A premortem is different from your traditional risk analysis

Now, other project veterans might argue that a premortem is nothing but a new name for something that’s been around for, like forever, the risk analysis. Not so. As an experienced business analyst (including twenty years as a business analyst in the infotech consulting field), I believe a premortem analysis offers a more authentic take on project risks. Here’s why:

  • Starting with the assumption that something went terribly wrong, and analyzing the situation through backward linkages, is a system thinking approach to managing risk. It will help you better understand potential problems, through the connections and relationships, and how they effect the overall outcomes of the project.
  • Starting with a premortem, the premise that the project failed, removes a lot of bias; e.g., optimism bias and confirmation bias. Whereas an initial risk assessment might say something like, “We have a big risk of (insert risk here), but we’ve taken the following steps to deal with that risk.” A premortem analysis offers a more honest assessment, “The steps we would normally propose to mitigate that risk are totally inadequate, because….”
  • By working from a position where the project has totally failed, you (team member) will be more inclined to enthusiastically, freely, put forward ideas as to why that failure happened. Conducting a premortem is more open and creative than putting together a risk matrix (a common deliverable associated with risk analysis), where one often feels like they are just ticking off boxes, and offering only generalized problems and solutions.

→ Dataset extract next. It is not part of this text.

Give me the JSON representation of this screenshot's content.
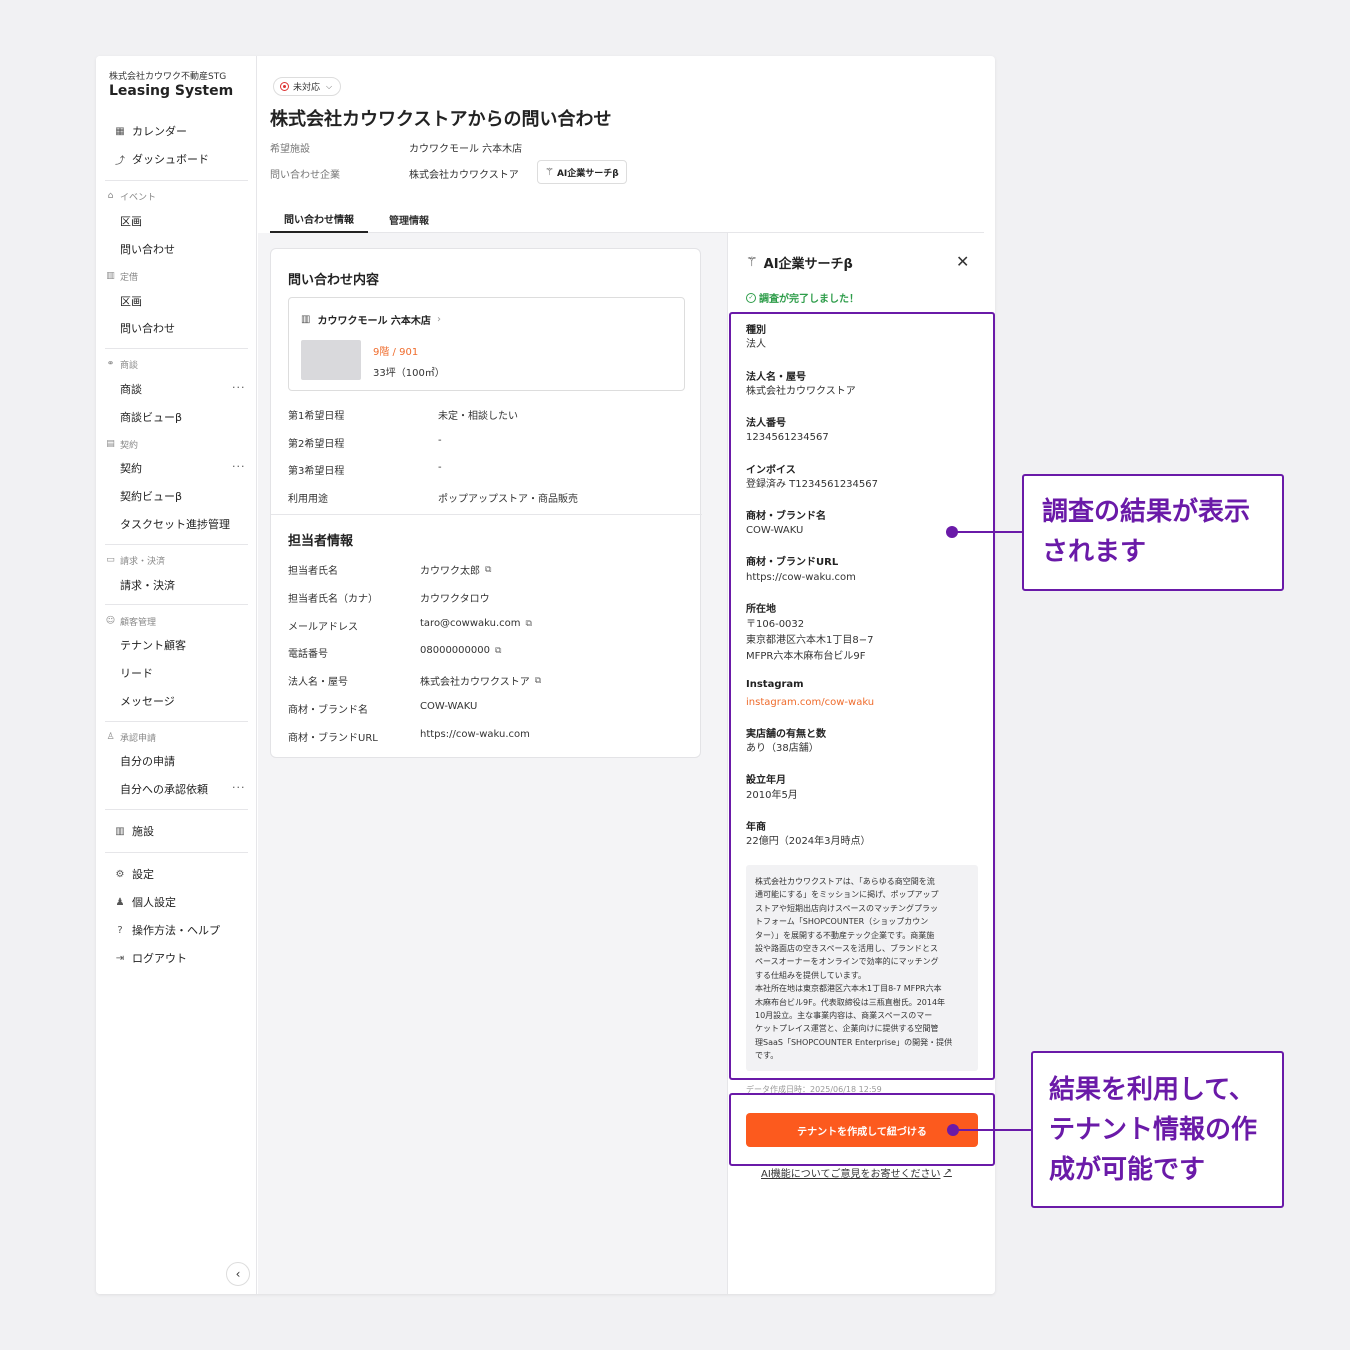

For more about premortems, and other imaginative techniques, I suggest checking out Bryce Hoffman’s book, Red Teaming.  In When: The Scientific Secrets of Perfect Timing, author Daniel Pink details the premortem he did before writing that book. Liberating Structures offers up related working-backward techniques (e.g., Nine Whys). Going way back in time, learn from the world of the ancient stoics, who “saw negative visualization as the most powerful technique in their psychological toolkit”, as A Guide To The Good Life.

How about you?

Have you undertaken a premortem analysis for a project? Did it save your bacon?